UM BILHETE PARA DESBROCADO
OSWALDO
ROMANO
Na
estação Roosevelt, em São Paulo, um viajante de nome Francisco comprou sua
passagem para Desbrocado onde se encontraria com o político Vadico. Vadico fora
recentemente reeleito e havia prometido a Francisco homenageá-lo às nove horas
na secção especial da Câmara, na linda cidade de Desbrocado. Seria eleito
Cidadão Desbrocadênse.
Francisco
estava tomado de orgulho, era sua cidade natal, distante da capital onde vivia.

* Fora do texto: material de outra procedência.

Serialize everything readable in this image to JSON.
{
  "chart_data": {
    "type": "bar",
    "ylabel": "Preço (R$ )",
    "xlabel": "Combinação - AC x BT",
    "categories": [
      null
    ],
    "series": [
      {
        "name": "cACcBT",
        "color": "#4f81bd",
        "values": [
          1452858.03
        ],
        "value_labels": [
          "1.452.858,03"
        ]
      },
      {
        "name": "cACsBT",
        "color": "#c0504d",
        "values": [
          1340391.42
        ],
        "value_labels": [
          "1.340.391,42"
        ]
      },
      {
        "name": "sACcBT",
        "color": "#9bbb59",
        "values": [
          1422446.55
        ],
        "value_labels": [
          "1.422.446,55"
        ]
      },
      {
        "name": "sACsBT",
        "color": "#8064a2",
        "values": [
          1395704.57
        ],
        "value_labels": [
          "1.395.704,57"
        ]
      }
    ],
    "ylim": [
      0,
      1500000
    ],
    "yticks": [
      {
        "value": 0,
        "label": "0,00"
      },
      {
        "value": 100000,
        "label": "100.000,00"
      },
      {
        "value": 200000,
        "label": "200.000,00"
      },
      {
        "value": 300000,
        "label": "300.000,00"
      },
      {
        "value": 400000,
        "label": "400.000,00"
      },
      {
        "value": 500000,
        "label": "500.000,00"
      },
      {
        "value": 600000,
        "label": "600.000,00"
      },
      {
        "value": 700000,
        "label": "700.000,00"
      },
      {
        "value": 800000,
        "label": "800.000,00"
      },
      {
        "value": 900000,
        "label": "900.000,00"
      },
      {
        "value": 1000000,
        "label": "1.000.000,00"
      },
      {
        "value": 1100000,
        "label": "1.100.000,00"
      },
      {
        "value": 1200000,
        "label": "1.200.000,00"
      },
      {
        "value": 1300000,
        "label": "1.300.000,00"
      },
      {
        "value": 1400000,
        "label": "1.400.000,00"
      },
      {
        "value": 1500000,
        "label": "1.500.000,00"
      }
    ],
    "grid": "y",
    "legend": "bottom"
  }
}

Faria a viagem à noite, reservou o carro dormitório, assim chegaria cedo, livre
de qualquer atraso.
Tomou
seu lugar na cabine 17, acionou o alarme do seu relógio de pulso. Tinha certeza,
ele toca tão baixo, não iria ouvi-lo. Então pega o pendente e aciona o guarda -
dormitório e lhe pede encarecidamente acordá-lo para descer na esperada cidade
de Desbrocado.
— Senhor,
devo desembarcar nem que seja à força, custe o que custar. Nessas estações o
trem não para mais do que três minutos, e eu tenho o sono muito pesado. Deve me
acordar as 7 preciso desembarcar nessa parada. Serei homenageado, serei mais um
Cidadão Desbrocadênse! Use da força e se necessário for, jogue agua na minha
cara, me derrube no chão. Autorizo até ponta pés. Costumo ficar muito bravo quando
sou acordado. O senhor não ligue, faça-me descer em Desbrocado não me importa
como. Dou-lhe uma boa propina para não se esquecer. Obrigado, boa noite, e estamos
combinados?
O
trem corria e com aquele balançar Francisco caiu num profundo sono, pensando na
gentileza do político Vadico.
Na
manhã seguinte, Francisco desperta com o atrito das rodas freando e vê Novitória,
cidade uns trezentos quilômetros depois de Desbrocado. Indignado, repete
palavrões, fica enfurecido e todo descabelado, de roupão, sai no corredor e grita,
chamando o guarda-dormitório. Passageiros acordam assustados e pensando no pior
saem pelo corredor. Incêndio? Crime? Assalto? O guarda-dormitório passa
correndo, não atende ninguém, chegando ao desconhecido descabelado.
Espantado,
nem precisou perguntar nada.
—
Seu estúpido! Seu idiota! Seu burro! Incompetente, Imbecil, não lhe disse para
me despertar. Tinha que descer em Desbrocado. Cadê sua responsabilidade? Com
certeza dormiu também!
Escandalizados,
os demais viajantes assistem, condoem-se.
Não
me conformo! Sua besta, idiota, idiota, três vezes idiota! Sua mãe não é séria.
Tomando
partido do guarda um dos presentes pergunta?
—
Como você aguenta tudo isso? Ele te ofende, agride, te xinga e você fica
quieto? Você tem sangue de barata?
O guarda
abobado disse:
—
Isso não me espanta nada não, senhor. Ele tem razão! Os senhores deviam ouvir
os desaforos que me disse o outro!
—
O outro? Que outro? Berra o viajante.
—
Aquele que, em Desbrocado, eu fiz desembarcar a pontapés. Foi uma luta, ele
queria voltar a todo custo! Segurei no corrimão meti-lhe a botina. Consegui. Ele
se esparramou na plataforma, ainda de pijama, soltando fumaça.
O
trem partia, só deu tempo de jogar também sua mala.